MSO assistant principal cellist Nick Bochner says that behind Folds’ nonchalant public persona is a consummate professional. “In rehearsals he’ll play by himself, just sat at the piano, very much like how a piano soloist would normally,” he says. “But when he came out to perform he was just amazing. He interacts with the audience, he does spontaneous stuff, he changes songs from night to night. I think he’s just a constant performer, just fantastic.”

For his part, Bochner appreciates the change in tenor that comes with the Folds show. “The atmosphere in the hall, you know I guess orchestral musical is usually a little more formal, people are more quiet,” he says. “Whereas when you play with someone like Ben, you walk out on stage and the roar is absolutely deafening.”

Folds believes the staid atmosphere that often surrounds classical music is somewhat artificial. “People have taken it and run to the high-brow extreme. I think it has thrown up a barrier that didn’t really need to exist,” he says. “But I think the orchestra will always exist, because it’s civilisation, you know? In the moment you see that no longer represented, we’ll be back to caves.”

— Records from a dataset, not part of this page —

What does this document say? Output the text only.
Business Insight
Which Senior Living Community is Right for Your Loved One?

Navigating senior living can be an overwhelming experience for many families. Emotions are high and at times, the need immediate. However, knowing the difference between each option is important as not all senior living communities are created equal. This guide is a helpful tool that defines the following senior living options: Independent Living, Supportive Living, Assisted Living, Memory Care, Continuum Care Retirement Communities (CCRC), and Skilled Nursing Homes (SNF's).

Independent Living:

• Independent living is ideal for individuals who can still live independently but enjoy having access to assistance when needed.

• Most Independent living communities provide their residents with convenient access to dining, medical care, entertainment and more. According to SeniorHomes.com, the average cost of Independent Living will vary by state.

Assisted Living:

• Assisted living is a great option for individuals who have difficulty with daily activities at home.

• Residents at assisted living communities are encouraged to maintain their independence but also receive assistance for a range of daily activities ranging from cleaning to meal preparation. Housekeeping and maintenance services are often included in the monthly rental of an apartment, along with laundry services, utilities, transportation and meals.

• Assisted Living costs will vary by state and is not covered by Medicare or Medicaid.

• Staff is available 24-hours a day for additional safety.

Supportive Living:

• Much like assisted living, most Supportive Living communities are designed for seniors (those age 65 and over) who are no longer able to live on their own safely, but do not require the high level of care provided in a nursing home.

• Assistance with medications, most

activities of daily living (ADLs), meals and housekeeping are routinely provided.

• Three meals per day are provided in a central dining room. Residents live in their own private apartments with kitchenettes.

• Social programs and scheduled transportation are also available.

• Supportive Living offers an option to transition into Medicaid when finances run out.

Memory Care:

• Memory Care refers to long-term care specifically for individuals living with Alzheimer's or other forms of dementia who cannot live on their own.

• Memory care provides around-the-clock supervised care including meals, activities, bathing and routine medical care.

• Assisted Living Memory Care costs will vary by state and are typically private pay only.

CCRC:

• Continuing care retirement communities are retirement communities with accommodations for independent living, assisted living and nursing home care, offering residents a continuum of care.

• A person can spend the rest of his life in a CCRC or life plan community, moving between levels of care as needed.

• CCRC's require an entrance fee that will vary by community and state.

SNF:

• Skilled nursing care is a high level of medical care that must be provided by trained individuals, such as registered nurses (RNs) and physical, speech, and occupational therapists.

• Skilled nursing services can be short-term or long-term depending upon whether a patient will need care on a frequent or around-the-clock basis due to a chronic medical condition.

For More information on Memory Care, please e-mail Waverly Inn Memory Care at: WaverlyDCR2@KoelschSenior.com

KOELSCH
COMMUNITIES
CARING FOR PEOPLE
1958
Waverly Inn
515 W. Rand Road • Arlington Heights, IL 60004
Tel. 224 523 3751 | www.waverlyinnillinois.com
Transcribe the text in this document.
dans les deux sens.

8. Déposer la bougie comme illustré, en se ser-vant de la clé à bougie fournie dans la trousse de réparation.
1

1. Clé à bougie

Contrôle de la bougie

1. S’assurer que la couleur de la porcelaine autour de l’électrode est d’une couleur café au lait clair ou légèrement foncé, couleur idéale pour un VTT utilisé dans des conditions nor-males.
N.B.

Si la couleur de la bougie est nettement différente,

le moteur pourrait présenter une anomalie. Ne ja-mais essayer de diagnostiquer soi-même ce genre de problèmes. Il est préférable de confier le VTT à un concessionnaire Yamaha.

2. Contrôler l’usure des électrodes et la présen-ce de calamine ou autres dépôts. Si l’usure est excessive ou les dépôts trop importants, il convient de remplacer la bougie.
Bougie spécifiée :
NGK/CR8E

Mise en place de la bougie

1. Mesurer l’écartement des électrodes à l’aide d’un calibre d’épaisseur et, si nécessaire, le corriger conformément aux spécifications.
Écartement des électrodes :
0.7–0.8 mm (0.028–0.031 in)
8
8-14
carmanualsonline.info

He’s participating in that long tradition with his Piano Concerto, which will not only be performed at this week’s show, but will soon be widely released as an album. It’s definitely a departure. “Initially, there was a really nasty root canal gone bad, and a lot of prescription drugs and time spent in bed kinda just hallucinating. It started at that moment,” he says. “I’d wake up and have all these crazy motifs going through my head, and I’d go to the piano and pound them out.”

Piano Concerto features some unusual instrumentation. Midway through the performance, the entire orchestra pulls out their mobile phones and triggers the ringtone. “They dig doing it. It’s a bit ridiculous but it sounds beautiful,” he says. “You hear [Folds affects a deep official voice] ‘Please, put away all cellphones’, then seconds later everyone’s whipping their cellphones out. I think that’s funny.”

If it sounds like a gimmick, Folds has a solid rationale. “Really, musical response is just a series of dopamine releases,” he explains. “If you can get a surprise, then you’ve altered the cadence of the way people are reacting to the music. Every time you surprise someone, you get a musical advantage.”

Surprising as his show may be, Folds still isn’t sure whether it’ll introduce a new generation to the MSO. “You’ve got to grow a new audience for any art form. You have to be educated yourself to understand it. That’s the best I can hope to do,” he says. “But there’s no guarantee people are going to show up to, say, Mahler the night after I play.”